Obama quoted from Psalm 46 when referring to Representative Gabrielle Giffords (D-Arizona), who was meeting with her constituents when she was shot. "God is within her, she will not fall," Obama said. "God will help her at the break of day."

Obama referred to heaven when he spoke of 9-year-old Christina Taylor Green, who was killed in the shooting. "If there are rain puddles in heaven," Obama said, "Christina is jumping in them today." Green attended St. Odilia Catholic Church in Tucson.

Obama's speech was praised by many—including conservatives and Republicans—as hitting the right tone and message for the event (see here for a list of comments by leading conservatives). American Family Association's Elijah Friedeman said, "It's rare that conservative pundits will give Obama kudos for a speech, but the consensus is virtually unanimous: Obama did a great job." Daniel Burke of Religion News Service looked at how previous presidents have used Scripture in speeches after national tragedies.

Obama's words echoed sentiments expressed by other political leaders.
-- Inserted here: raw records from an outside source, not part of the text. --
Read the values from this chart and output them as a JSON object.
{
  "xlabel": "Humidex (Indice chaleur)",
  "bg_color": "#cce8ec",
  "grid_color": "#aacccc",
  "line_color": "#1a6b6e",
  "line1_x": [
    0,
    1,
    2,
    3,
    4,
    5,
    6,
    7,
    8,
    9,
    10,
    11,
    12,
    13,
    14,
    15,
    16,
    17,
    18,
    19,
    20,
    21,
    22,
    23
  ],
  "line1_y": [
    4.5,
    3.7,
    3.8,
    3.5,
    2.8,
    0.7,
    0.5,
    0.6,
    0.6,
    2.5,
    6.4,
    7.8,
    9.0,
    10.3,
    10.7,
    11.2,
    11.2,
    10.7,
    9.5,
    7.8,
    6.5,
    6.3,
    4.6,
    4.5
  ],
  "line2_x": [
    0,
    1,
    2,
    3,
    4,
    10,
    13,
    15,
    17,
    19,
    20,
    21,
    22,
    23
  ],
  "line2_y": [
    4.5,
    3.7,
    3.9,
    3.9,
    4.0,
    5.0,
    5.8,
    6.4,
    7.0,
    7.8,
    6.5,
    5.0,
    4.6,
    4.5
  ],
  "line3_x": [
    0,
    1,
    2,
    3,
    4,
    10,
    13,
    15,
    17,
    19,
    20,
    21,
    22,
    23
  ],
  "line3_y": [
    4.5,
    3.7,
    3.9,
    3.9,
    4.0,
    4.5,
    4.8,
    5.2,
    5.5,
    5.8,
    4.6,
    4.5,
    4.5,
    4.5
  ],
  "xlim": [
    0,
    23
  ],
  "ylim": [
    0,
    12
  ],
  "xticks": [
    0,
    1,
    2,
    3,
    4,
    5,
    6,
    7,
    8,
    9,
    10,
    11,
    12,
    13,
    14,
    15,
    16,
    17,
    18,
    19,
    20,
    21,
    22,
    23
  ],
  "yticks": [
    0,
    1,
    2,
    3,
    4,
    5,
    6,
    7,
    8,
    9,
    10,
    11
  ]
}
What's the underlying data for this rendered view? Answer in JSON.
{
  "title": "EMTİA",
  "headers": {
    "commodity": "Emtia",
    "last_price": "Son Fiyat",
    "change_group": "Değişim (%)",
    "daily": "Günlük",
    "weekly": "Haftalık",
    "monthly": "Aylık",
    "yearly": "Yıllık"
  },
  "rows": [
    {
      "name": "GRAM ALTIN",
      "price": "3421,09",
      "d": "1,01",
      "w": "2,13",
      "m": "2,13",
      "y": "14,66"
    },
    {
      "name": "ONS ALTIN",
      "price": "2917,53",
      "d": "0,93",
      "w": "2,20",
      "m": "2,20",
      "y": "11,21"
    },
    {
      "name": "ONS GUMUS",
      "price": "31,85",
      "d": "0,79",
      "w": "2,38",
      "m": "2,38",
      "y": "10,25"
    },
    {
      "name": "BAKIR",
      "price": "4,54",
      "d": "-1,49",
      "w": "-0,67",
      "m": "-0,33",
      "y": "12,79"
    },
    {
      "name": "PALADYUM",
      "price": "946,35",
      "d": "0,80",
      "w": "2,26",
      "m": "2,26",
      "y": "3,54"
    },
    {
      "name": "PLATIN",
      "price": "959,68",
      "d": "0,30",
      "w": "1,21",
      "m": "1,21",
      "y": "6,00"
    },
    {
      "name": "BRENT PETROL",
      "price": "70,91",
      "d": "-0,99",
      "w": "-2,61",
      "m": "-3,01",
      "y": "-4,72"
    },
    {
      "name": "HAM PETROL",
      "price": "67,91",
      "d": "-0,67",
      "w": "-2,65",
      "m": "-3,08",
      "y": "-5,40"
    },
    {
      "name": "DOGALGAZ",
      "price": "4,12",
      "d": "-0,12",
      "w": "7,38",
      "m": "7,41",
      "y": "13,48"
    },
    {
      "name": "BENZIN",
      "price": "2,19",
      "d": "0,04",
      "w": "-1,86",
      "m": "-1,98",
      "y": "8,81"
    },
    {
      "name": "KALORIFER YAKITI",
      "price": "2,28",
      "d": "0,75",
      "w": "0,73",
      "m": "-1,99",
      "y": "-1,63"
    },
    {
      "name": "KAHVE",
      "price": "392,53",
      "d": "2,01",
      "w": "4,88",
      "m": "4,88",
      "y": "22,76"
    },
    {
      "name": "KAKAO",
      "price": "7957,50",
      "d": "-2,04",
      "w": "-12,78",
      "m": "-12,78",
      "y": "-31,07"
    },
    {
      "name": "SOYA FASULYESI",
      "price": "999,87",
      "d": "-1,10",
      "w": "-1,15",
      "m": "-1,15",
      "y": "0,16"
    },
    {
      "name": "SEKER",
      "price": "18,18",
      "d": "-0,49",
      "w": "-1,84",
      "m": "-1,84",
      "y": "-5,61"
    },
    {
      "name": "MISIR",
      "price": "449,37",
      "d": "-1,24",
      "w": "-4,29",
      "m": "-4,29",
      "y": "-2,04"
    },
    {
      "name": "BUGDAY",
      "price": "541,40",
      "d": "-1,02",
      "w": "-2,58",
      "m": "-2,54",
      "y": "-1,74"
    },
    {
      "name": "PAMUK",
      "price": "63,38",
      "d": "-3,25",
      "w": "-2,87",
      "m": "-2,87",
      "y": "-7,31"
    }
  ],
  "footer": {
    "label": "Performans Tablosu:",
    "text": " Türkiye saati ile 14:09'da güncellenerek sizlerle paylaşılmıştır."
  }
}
Amidst chattering between pundits, most leaders have taken a break from politics as usual.

CitizenLink's vice president for external relations Tim Goeglin said, "Since the assassination attempt and the other killings, there has been a remarkable unity that has happened. It's as if politics, and maybe temporarily, has been transcended."

Sojourners president Jim Wallis was with Giffords and her husband a week ago at the New Years Renaissance Weekend in South Carolina. She spoke on her contentious campaign fight last November. She is currently the only Democratic woman representing a Republican-leaning district.

"Gabby is always engaging, but never polarizing, and was the least likely person to be targeted by an angry and unhinged man. But she was," said Wallis.

Wallis joined over 50 other faith leaders to sign an open letter to Members of Congress expressing their support for elected officials. The letter also called for a more civil political dialogue. Other signatories included and Joel Hunter (Northland church), Samuel Rodriguez (National Hispanic Christian Leadership Conference), and David Gushee and Steven Martin (New Evangelical Partnership for the Common Good).

Speaker John Boehner (R-Ohio) pushed off a vote on repealing last year's health care law until next week. The business of this week became a resolution on the tragedy in Tucson.

Speaking to the House of Representatives, Boehner said, "The needs of this institution have always risen above partisanship. And what this institution needs right now is strength – holy, uplifting strength. The strength to grieve with the families of the fallen, to pray for the wounded, and to chart a way forward, no matter how painful and difficult it may be."